Given the tool's complexity, does the description cover enough for an agent to succeed on first attempt?

Given no annotations and no output schema, the description provides moderate context: it covers the update operation, partial updates, user confirmation, and prerequisite steps. However, for a mutation tool with three required parameters, it lacks details on error conditions, side effects, return values, and security implications. The schema handles parameter documentation well, but behavioral aspects are incomplete.

Complex tools with many parameters or behaviors need more documentation. Simple tools need less. This dimension scales expectations accordingly.

Parameters3/5

Does the description clarify parameter syntax, constraints, interactions, or defaults beyond what the schema provides?

Schema description coverage is 100%, so the schema already documents all three parameters thoroughly. The description doesn't add any meaningful parameter semantics beyond what's in the schema—it mentions 'name' and 'portion specified by the user' but doesn't clarify parameter interactions or usage nuances. Baseline 3 is appropriate when the schema does the heavy lifting.

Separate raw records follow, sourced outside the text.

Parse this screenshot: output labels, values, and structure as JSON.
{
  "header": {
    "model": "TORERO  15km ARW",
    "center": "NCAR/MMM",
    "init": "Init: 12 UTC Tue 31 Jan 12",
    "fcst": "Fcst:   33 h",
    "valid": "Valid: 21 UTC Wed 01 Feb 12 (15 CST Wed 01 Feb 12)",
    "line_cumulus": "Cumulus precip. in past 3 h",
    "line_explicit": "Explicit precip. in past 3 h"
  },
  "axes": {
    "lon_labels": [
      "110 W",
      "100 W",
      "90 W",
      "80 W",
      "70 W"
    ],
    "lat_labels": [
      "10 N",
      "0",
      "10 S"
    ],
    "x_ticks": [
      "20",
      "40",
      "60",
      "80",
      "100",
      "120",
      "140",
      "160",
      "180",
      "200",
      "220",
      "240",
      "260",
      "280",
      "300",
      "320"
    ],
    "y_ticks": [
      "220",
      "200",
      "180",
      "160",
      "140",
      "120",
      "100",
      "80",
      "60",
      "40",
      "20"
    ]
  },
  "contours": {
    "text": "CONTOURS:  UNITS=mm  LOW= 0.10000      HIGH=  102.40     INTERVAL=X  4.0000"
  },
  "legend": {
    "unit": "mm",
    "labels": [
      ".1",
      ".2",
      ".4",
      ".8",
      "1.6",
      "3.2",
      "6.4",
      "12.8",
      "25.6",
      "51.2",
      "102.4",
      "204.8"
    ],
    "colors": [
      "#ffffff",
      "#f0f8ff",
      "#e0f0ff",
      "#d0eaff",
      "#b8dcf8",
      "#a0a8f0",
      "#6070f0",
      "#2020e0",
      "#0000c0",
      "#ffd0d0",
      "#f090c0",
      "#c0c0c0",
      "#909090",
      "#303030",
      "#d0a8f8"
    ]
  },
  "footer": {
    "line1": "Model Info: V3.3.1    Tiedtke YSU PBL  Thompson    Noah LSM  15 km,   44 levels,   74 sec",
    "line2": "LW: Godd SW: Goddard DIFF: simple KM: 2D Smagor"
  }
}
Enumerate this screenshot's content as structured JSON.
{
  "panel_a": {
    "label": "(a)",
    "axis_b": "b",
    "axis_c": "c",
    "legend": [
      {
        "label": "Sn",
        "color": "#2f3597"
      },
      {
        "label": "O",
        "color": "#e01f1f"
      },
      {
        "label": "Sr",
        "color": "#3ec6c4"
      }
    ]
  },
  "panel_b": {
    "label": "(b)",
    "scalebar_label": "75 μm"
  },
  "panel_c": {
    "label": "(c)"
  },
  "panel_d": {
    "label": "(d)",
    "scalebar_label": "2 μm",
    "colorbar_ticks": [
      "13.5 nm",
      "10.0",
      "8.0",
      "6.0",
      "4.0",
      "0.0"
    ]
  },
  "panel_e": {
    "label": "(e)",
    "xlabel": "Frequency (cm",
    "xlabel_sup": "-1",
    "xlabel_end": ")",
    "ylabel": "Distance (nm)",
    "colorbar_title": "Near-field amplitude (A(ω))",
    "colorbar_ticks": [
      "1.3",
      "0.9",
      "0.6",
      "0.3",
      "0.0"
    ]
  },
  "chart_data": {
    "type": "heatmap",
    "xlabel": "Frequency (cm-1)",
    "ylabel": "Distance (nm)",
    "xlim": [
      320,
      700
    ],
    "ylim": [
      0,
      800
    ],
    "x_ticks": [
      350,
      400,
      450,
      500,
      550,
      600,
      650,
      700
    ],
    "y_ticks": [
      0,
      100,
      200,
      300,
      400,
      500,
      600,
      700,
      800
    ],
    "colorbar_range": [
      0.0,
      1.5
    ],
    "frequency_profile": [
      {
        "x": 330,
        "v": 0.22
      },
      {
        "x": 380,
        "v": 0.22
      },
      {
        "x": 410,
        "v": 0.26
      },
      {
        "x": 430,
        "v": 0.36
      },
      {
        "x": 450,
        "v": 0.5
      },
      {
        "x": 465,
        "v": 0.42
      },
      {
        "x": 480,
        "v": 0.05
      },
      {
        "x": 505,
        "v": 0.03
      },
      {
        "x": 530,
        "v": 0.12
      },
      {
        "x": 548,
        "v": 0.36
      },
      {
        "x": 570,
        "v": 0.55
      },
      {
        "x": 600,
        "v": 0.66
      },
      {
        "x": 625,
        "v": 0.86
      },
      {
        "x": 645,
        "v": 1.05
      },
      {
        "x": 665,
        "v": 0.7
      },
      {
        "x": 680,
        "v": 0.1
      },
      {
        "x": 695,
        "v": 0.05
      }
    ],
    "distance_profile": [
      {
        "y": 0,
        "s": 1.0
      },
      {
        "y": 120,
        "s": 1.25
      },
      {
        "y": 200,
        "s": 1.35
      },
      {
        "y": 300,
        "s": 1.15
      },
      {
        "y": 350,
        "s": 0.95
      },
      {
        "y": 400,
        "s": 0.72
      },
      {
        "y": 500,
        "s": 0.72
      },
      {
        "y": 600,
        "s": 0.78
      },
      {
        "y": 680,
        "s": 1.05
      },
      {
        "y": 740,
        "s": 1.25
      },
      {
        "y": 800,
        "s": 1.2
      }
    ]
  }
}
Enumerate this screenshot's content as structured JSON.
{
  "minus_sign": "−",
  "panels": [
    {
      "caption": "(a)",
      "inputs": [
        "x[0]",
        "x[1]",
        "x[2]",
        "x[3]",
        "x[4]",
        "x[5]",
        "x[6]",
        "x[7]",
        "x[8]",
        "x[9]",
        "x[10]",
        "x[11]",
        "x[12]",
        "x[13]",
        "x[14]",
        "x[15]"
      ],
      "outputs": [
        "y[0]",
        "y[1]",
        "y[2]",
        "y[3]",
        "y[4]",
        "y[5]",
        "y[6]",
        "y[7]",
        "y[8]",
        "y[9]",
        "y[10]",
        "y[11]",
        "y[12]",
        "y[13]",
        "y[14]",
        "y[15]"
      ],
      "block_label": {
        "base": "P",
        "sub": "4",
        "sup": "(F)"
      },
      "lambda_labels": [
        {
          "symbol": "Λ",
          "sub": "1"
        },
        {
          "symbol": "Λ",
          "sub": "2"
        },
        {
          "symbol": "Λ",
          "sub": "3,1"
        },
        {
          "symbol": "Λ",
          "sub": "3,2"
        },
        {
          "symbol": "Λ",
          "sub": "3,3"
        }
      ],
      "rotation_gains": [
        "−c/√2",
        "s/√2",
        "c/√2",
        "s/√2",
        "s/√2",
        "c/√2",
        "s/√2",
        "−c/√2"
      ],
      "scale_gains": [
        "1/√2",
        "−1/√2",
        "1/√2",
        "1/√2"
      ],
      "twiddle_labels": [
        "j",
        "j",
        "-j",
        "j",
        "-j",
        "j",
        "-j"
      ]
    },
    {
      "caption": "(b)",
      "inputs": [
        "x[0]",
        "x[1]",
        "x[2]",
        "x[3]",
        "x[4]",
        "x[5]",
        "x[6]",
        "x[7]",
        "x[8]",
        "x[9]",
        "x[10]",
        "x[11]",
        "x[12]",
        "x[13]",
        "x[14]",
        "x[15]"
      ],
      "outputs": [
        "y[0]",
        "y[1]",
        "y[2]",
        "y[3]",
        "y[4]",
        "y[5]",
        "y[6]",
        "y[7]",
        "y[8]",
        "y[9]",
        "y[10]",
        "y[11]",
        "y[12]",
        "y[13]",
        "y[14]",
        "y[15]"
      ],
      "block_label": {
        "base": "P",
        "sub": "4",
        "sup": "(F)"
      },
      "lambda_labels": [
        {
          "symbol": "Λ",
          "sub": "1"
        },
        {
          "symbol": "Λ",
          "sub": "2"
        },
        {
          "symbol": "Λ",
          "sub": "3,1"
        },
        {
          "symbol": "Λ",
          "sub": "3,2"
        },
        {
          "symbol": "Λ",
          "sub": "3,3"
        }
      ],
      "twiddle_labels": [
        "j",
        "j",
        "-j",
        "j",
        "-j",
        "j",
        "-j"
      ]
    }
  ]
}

Input schemas describe structure but not intent. Descriptions should explain non-obvious parameter relationships and valid value ranges.

Purpose4/5

Does the description clearly state what the tool does and how it differs from similar tools?

The description clearly states the verb ('update') and resource ('routine by name'), making the purpose immediately understandable. It distinguishes from siblings by focusing on updating rather than creating, deleting, or loading routines. However, it doesn't explicitly contrast with 'create-routine' beyond the verb difference.

Agents choose between tools based on descriptions. A clear purpose with a specific verb and resource helps agents select the right tool.

Usage Guidelines5/5

Does the description explain when to use this tool, when not to, or what alternatives exist?

The description provides explicit guidance on when to use this tool vs alternatives: it mentions using 'load-routines' to get the list of all routines first, which implies this tool should be used after identifying the routine to update. It also specifies that the user may supply a name that's not exactly as stored, indicating a prerequisite step of name matching.

Agents often have multiple tools that could apply. Explicit usage guidance like "use X instead of Y when Z" prevents misuse.